Because it wasn’t just a plate, was it, thought Alex O’Rourke as she removed a tray of shop-bought spinach and cheese triangles from the oven. After all, any old clown could turn up to a party with a piece of dining-ware. She had a million plates and platters that did nothing more than collect dust in her kitchen cupboard. They’d love an outing to a party!
She started stabbing at the formerly frozen pastries with a spoon.
‘Hmmm … something smells good.’ Alex’s husband, James, sauntered into the kitchen and peered over her shoulder. ‘Did you make these?’
He went to pick up a triangle and Alex tapped his hand away. ‘Of course I didn’t make them.’ She stabbed again to make divots in the golden pillows.
‘What are you doing? You’re ruining them. They’re perfect. Stop it.’ James put out his hand to shield the defenceless triangles.
‘They’re too perfect,’ said Alex. ‘No one will ever believe I made them. Maybe if I just burn them a little …’ She went to open the oven door but James stood in front of it, arms folded.

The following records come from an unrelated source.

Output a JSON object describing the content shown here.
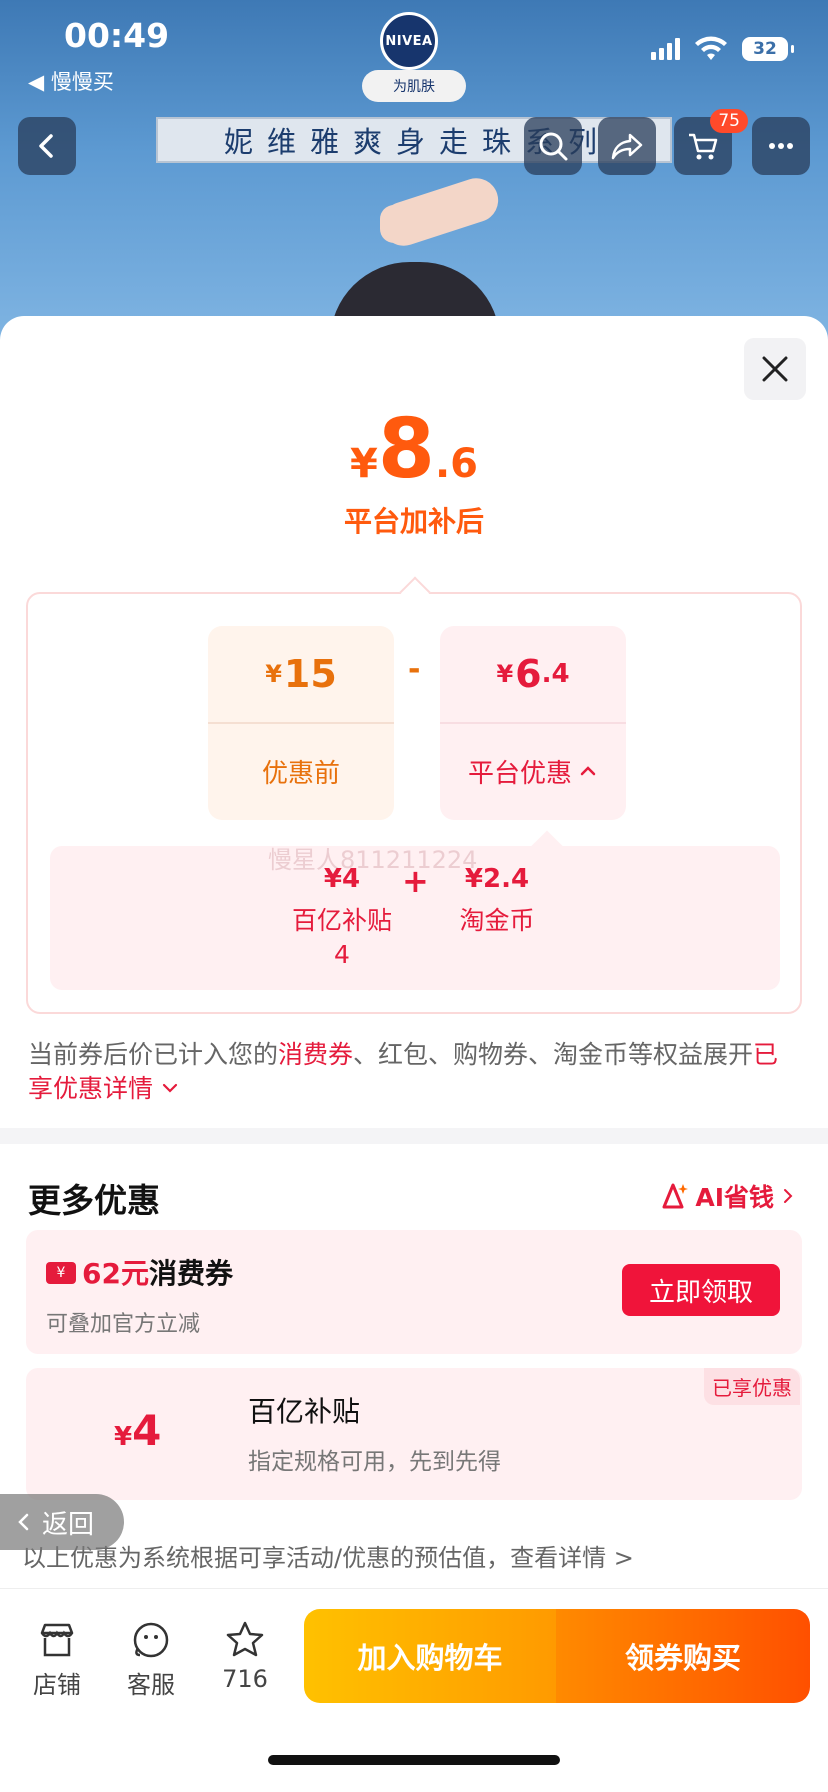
{
  "status_bar": {
    "time": "00:49",
    "back_app": "◀ 慢慢买",
    "battery": "32"
  },
  "banner": {
    "brand_logo": "NIVEA",
    "brand_tag": "为肌肤",
    "series_text": "妮维雅爽身走珠系列",
    "cart_badge": "75"
  },
  "icons": {
    "back": "chevron-left-icon",
    "search": "search-icon",
    "share": "share-icon",
    "cart": "cart-icon",
    "more": "more-icon",
    "close": "close-icon",
    "store": "store-icon",
    "service": "service-icon",
    "star": "star-icon"
  },
  "price": {
    "currency": "¥",
    "integer": "8",
    "decimal": ".6",
    "label": "平台加补后"
  },
  "calc": {
    "before": {
      "currency": "¥",
      "integer": "15",
      "decimal": "",
      "label": "优惠前"
    },
    "minus": "-",
    "platform": {
      "currency": "¥",
      "integer": "6",
      "decimal": ".4",
      "label": "平台优惠"
    },
    "watermark": "慢星人811211224",
    "breakdown": [
      {
        "value": "¥4",
        "label": "百亿补贴",
        "sub": "4"
      },
      {
        "value": "¥2.4",
        "label": "淘金币",
        "sub": ""
      }
    ],
    "plus": "+"
  },
  "note": {
    "part1": "当前券后价已计入您的",
    "red1": "消费券",
    "part2": "、红包、购物券、淘金币等权益展开",
    "red2": "已享优惠详情"
  },
  "more": {
    "title": "更多优惠",
    "ai_link": "AI省钱"
  },
  "coupon": {
    "amount": "62元",
    "name": "消费券",
    "desc": "可叠加官方立减",
    "button": "立即领取"
  },
  "subsidy": {
    "currency": "¥",
    "amount": "4",
    "title": "百亿补贴",
    "desc": "指定规格可用，先到先得",
    "tag": "已享优惠"
  },
  "footer_note": "以上优惠为系统根据可享活动/优惠的预估值，查看详情 >",
  "back_float": "返回",
  "bottom_bar": {
    "store": "店铺",
    "service": "客服",
    "favorites": "716",
    "add_cart": "加入购物车",
    "buy": "领券购买"
  },
  "colors": {
    "accent_orange": "#ff5a0e",
    "accent_red": "#e51b3c"
  }
}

‘No one cares if you bought them from a shop. You have twins. A full-time job. The neighbours don’t expect pastry made from scratch.’
Alex looked at him. Her sweet, supportive husband, trying to be so millennial, while completely failing to understand that some things never changed, like the meaning of that god-awful phrase bring a plate, which meant today what it had always meant – that a plate of homemade food was to be produced (exceptions could be made for foodstuffs by a celebrity chef. A Zumbo cake, for instance, could be forgiven) and, as keeper of the social diary, the responsibility for such provision lay in the hands of the woman of the house.
Bring a plate was the phrase that time forgot.